It can be seen from table 1 that when the number of rows of the character string is kept constant and the length of the character string is increased, the index building time, the dictionary tree loading time, the index data amount, the character string data amount, and the prefix query time are all greatly increased. When the number of serial characters increases and the length of a character string increases, index construction time, index data volume, character string data volume and prefix query time all increase greatly, and index construction may fail when the number of lines is too large or the character string is too long.

It can be understood that as the length and the number of rows of the string data increase, the time overhead and the space overhead of the string index increase greatly, and the index may fail to be constructed.

In the embodiment of the application, the target data set is divided into the plurality of data subsets, and then the dictionary tree information and the mapping information are respectively constructed for the character string fields in each data subset, so that the construction time of the index information set can be shortened, the memory space occupied by each dictionary tree information is reduced, and the possibility of index construction failure is reduced.

In some embodiments, the indexing module 43 may further obtain vector field columns in the data subset, and construct an index for the vector field columns according to a preset index type. The index type can be, for example, Flat Lattice transform (Flat), Inverted Product Quantization (IVF _ PQ), etc.

The data query process in the embodiment of the present application is further described below with reference to fig. 8.

Fig. 8 is a flowchart illustrating a data query in an embodiment of the present application.

As shown in FIG. 8, in some embodiments, the process of data querying includes:

801: a data query request is received.

It can be understood that after the agent module receives the external data query request, the agent module generates a data query command and a data query condition according to the data query request, and the coordination processing component 2 can generate a corresponding data query task. The agent module stores the data query command and the data query condition in the log storage module 31 in the form of a log. The query module 41 receives the data query task generated by the coordination processing component 2 and acquires the data query condition from the log storage module 31.

In some embodiments, the data query condition includes a query of string data. For example, the data query condition in the data query request is to query a face image with the name a. In other embodiments, the data query condition may also include a query of non-string data, such as non-string scalar data including integer scalar fields, floating point scalar fields, and the like, vector data, and the like. For example, the data query request is to query the face data closest to the target face data.

802: the method includes determining a target data set corresponding to a query request, and determining at least one data subset of the target data set and an index information set corresponding to each data subset.

Wherein the data subset includes a plurality of data entities, and a portion of the plurality of data entities includes first data of a string type and second data of a non-string type. And, the index information set at least includes first information for characterizing a correspondence between first data in the data subset and the string index, and second information (i.e., mapping information in the foregoing, hereinafter referred to as mapping information) for characterizing a correspondence between the string index and the data entity in the data subset.
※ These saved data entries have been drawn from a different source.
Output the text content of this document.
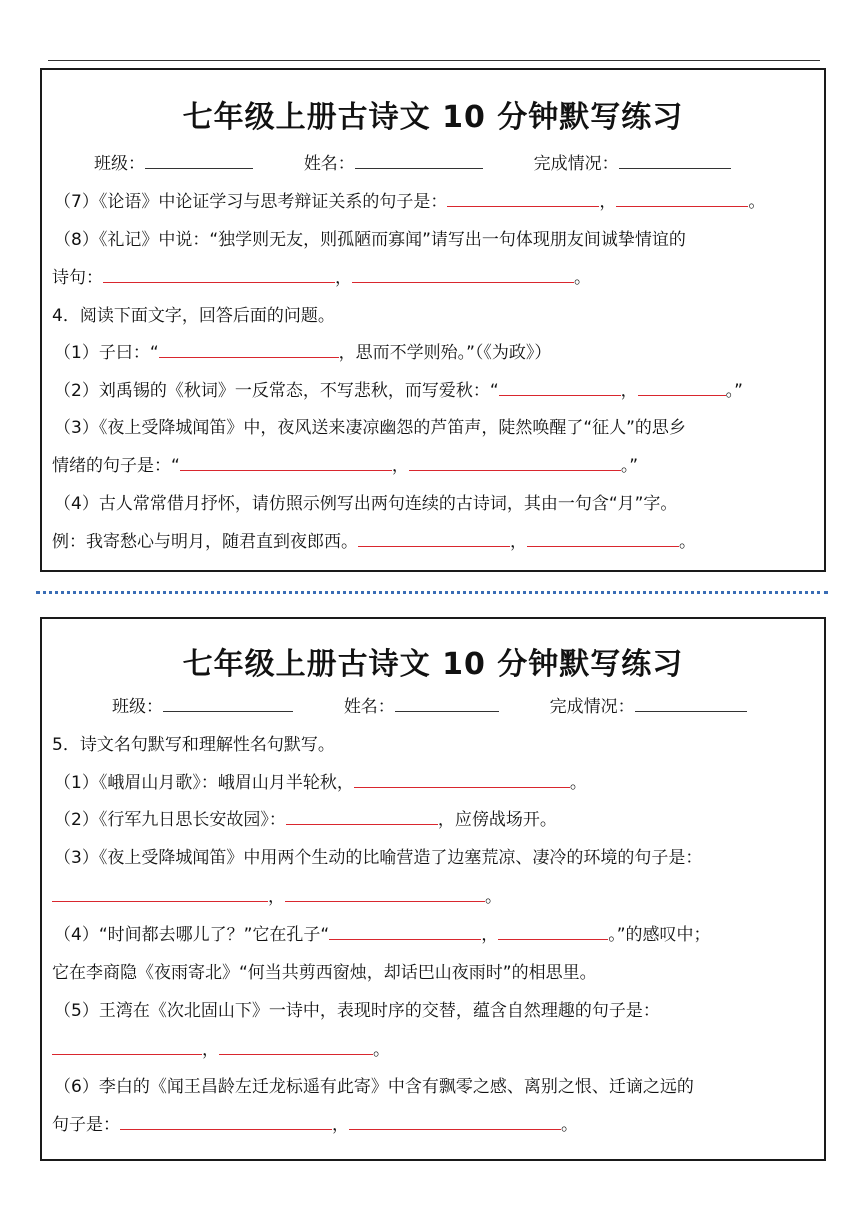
七年级上册古诗文 10 分钟默写练习
班级：	姓名：	完成情况：
（7）《论语》中论证学习与思考辩证关系的句子是：	，	。
（8）《礼记》中说：“独学则无友，则孤陋而寡闻”请写出一句体现朋友间诚挚情谊的
诗句：	，	。
4．阅读下面文字，回答后面的问题。
（1）子曰：“	，思而不学则殆。”（《为政》）
（2）刘禹锡的《秋词》一反常态，不写悲秋，而写爱秋：“	，	。”
（3）《夜上受降城闻笛》中，夜风送来凄凉幽怨的芦笛声，陡然唤醒了“征人”的思乡
情绪的句子是：“	，	。”
（4）古人常常借月抒怀，请仿照示例写出两句连续的古诗词，其由一句含“月”字。
例：我寄愁心与明月，随君直到夜郎西。	，	。
七年级上册古诗文 10 分钟默写练习
班级：	姓名：	完成情况：
5．诗文名句默写和理解性名句默写。
（1）《峨眉山月歌》：峨眉山月半轮秋，	。
（2）《行军九日思长安故园》：	，应傍战场开。
（3）《夜上受降城闻笛》中用两个生动的比喻营造了边塞荒凉、凄冷的环境的句子是：
，	。
（4）“时间都去哪儿了？”它在孔子“	，	。”的感叹中；
它在李商隐《夜雨寄北》“何当共剪西窗烛，却话巴山夜雨时”的相思里。
（5）王湾在《次北固山下》一诗中，表现时序的交替，蕴含自然理趣的句子是：
，	。
（6）李白的《闻王昌龄左迁龙标遥有此寄》中含有飘零之感、离别之恨、迁谪之远的
句子是：	，	。
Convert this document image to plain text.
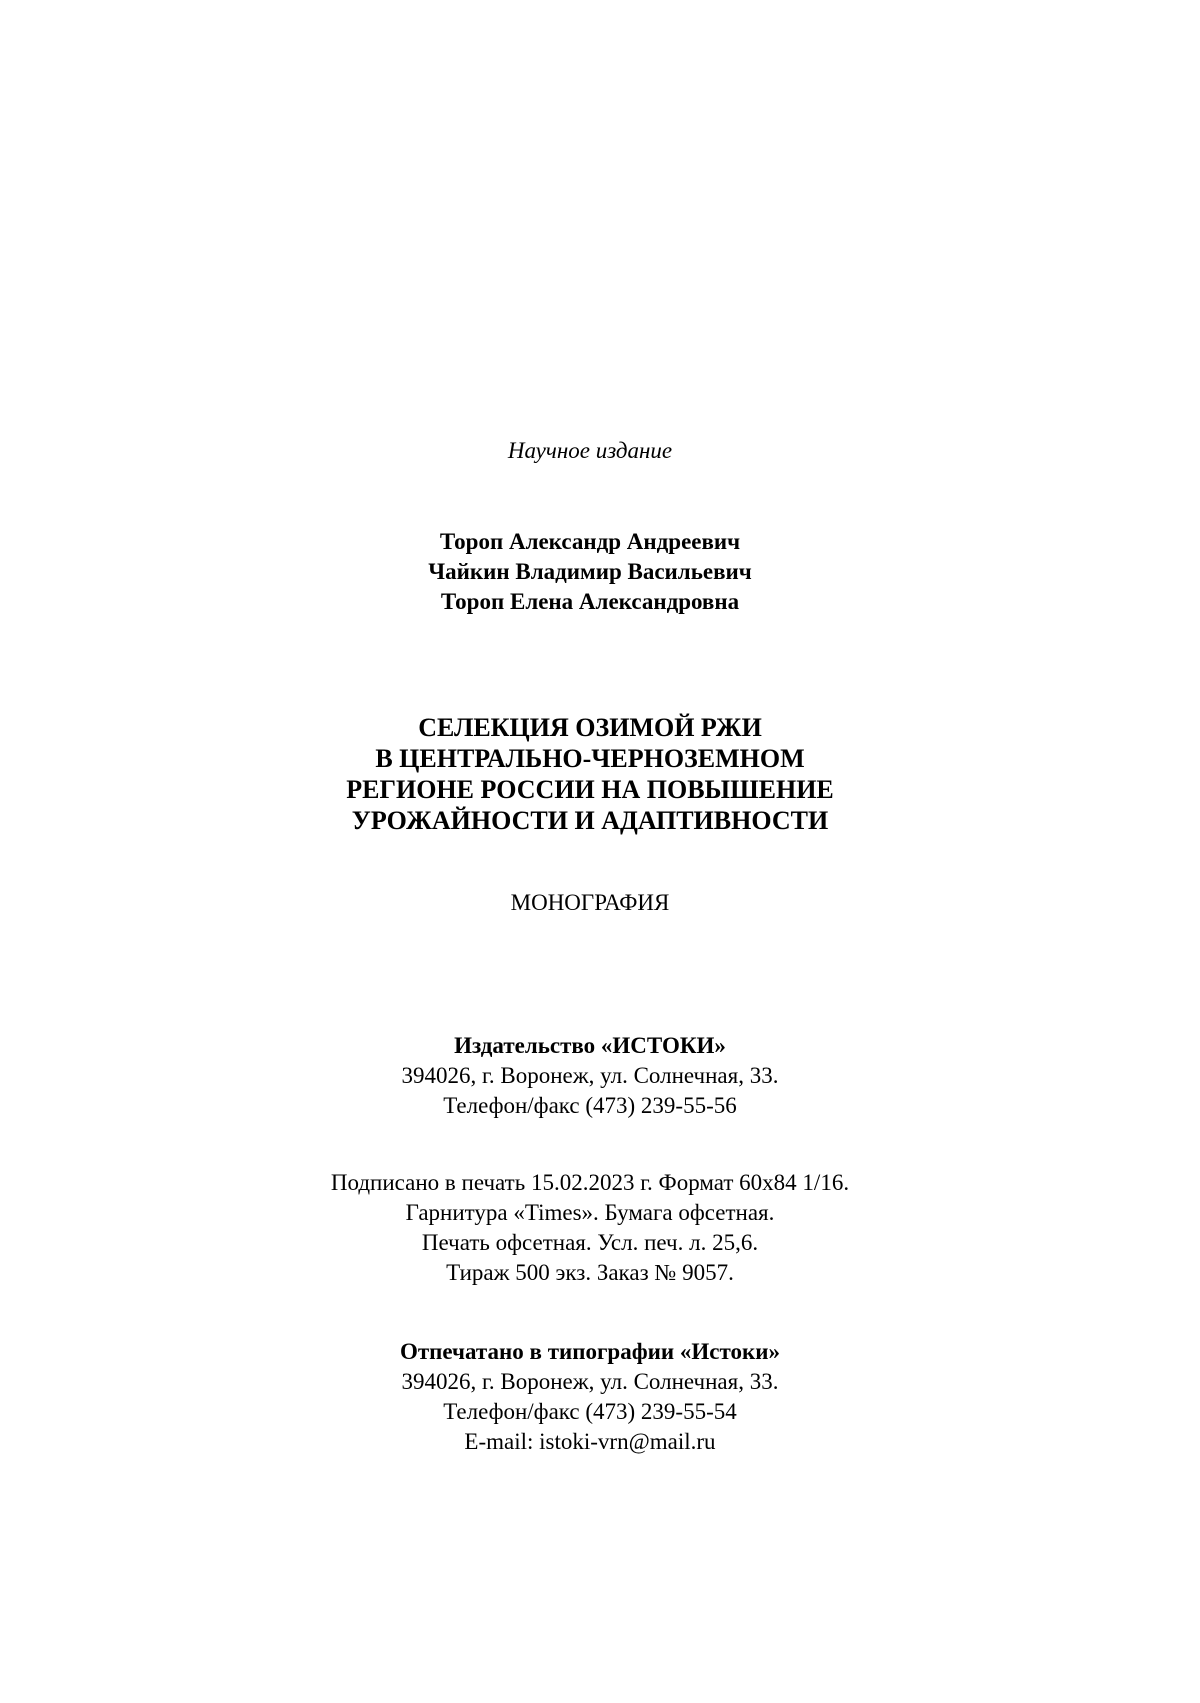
Научное издание
Тороп Александр Андреевич
Чайкин Владимир Васильевич
Тороп Елена Александровна
СЕЛЕКЦИЯ ОЗИМОЙ РЖИ
В ЦЕНТРАЛЬНО-ЧЕРНОЗЕМНОМ
РЕГИОНЕ РОССИИ НА ПОВЫШЕНИЕ
УРОЖАЙНОСТИ И АДАПТИВНОСТИ
МОНОГРАФИЯ
Издательство «ИСТОКИ»
394026, г. Воронеж, ул. Солнечная, 33.
Телефон/факс (473) 239-55-56
Подписано в печать 15.02.2023 г. Формат 60х84 1/16.
Гарнитура «Times». Бумага офсетная.
Печать офсетная. Усл. печ. л. 25,6.
Тираж 500 экз. Заказ № 9057.
Отпечатано в типографии «Истоки»
394026, г. Воронеж, ул. Солнечная, 33.
Телефон/факс (473) 239-55-54
E-mail: istoki-vrn@mail.ru
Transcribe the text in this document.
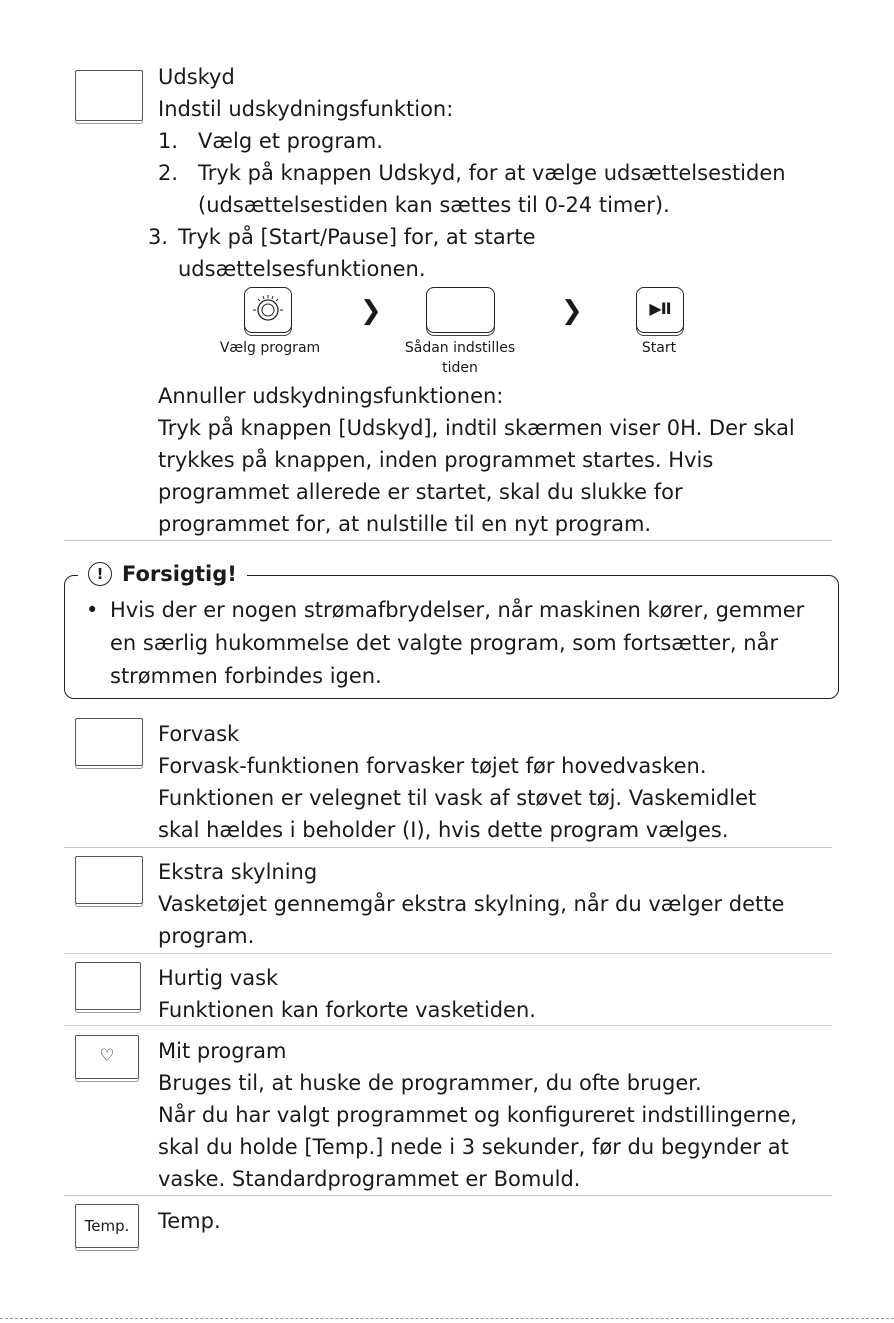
Udskyd
Indstil udskydningsfunktion:
1. Vælg et program.
2. Tryk på knappen Udskyd, for at vælge udsættelsestiden
(udsættelsestiden kan sættes til 0-24 timer).
3. Tryk på [Start/Pause] for, at starte
udsættelsesfunktionen.
❯	❯	▶II
Vælg program	Sådan indstilles
tiden
Start
Annuller udskydningsfunktionen:
Tryk på knappen [Udskyd], indtil skærmen viser 0H. Der skal
trykkes på knappen, inden programmet startes. Hvis
programmet allerede er startet, skal du slukke for
programmet for, at nulstille til en nyt program.
! Forsigtig!
• Hvis der er nogen strømafbrydelser, når maskinen kører, gemmer
en særlig hukommelse det valgte program, som fortsætter, når
strømmen forbindes igen.
Forvask
Forvask-funktionen forvasker tøjet før hovedvasken.
Funktionen er velegnet til vask af støvet tøj. Vaskemidlet
skal hældes i beholder (I), hvis dette program vælges.
Ekstra skylning
Vasketøjet gennemgår ekstra skylning, når du vælger dette
program.
Hurtig vask
Funktionen kan forkorte vasketiden.
♡	Mit program
Bruges til, at huske de programmer, du ofte bruger.
Når du har valgt programmet og konfigureret indstillingerne,
skal du holde [Temp.] nede i 3 sekunder, før du begynder at
vaske. Standardprogrammet er Bomuld.
Temp.	Temp.
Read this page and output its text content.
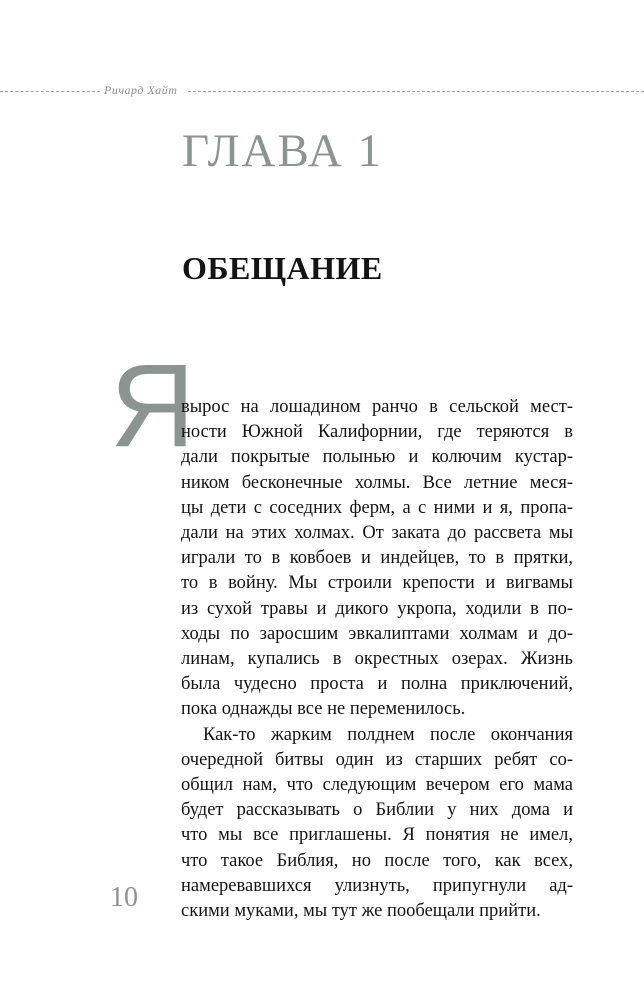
Ричард Хайт
ГЛАВА 1
ОБЕЩАНИЕ
Я
вырос на лошадином ранчо в сельской мест-
ности Южной Калифорнии, где теряются в
дали покрытые полынью и колючим кустар-
ником бесконечные холмы. Все летние меся-
цы дети с соседних ферм, а с ними и я, пропа-
дали на этих холмах. От заката до рассвета мы
играли то в ковбоев и индейцев, то в прятки,
то в войну. Мы строили крепости и вигвамы
из сухой травы и дикого укропа, ходили в по-
ходы по заросшим эвкалиптами холмам и до-
линам, купались в окрестных озерах. Жизнь
была чудесно проста и полна приключений,
пока однажды все не переменилось.
Как-то жарким полднем после окончания
очередной битвы один из старших ребят со-
общил нам, что следующим вечером его мама
будет рассказывать о Библии у них дома и
что мы все приглашены. Я понятия не имел,
что такое Библия, но после того, как всех,
намеревавшихся улизнуть, припугнули ад-
скими муками, мы тут же пообещали прийти.
10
In some embodiments, the first information may be characterized as dictionary tree information.

It is understood that the query module 41 may load the data subset of the target data set from the object storage module 5 into the memory of the query module 41 when receiving the data query task.

In some embodiments, the subset of data includes two states, a growth state and a sequestration state. Furthermore, the data subsets loaded into the memory by the query module 41 include two types: a growing data subset and a sealed data subset. And when the data amount of the growth data subset exceeds a preset storage upper limit or data is not written in a preset time period, the growth data subset is converted into a sealed data subset. For queries that grow subsets of data, a brute force approach may be employed. The sealed data subset does not support data writing, only data deletion can be achieved, the index module 43 acquires character string data in the sealed data subset to construct an index, and the query module can query the sealed data subset by using the data processing method provided in the embodiment of the application.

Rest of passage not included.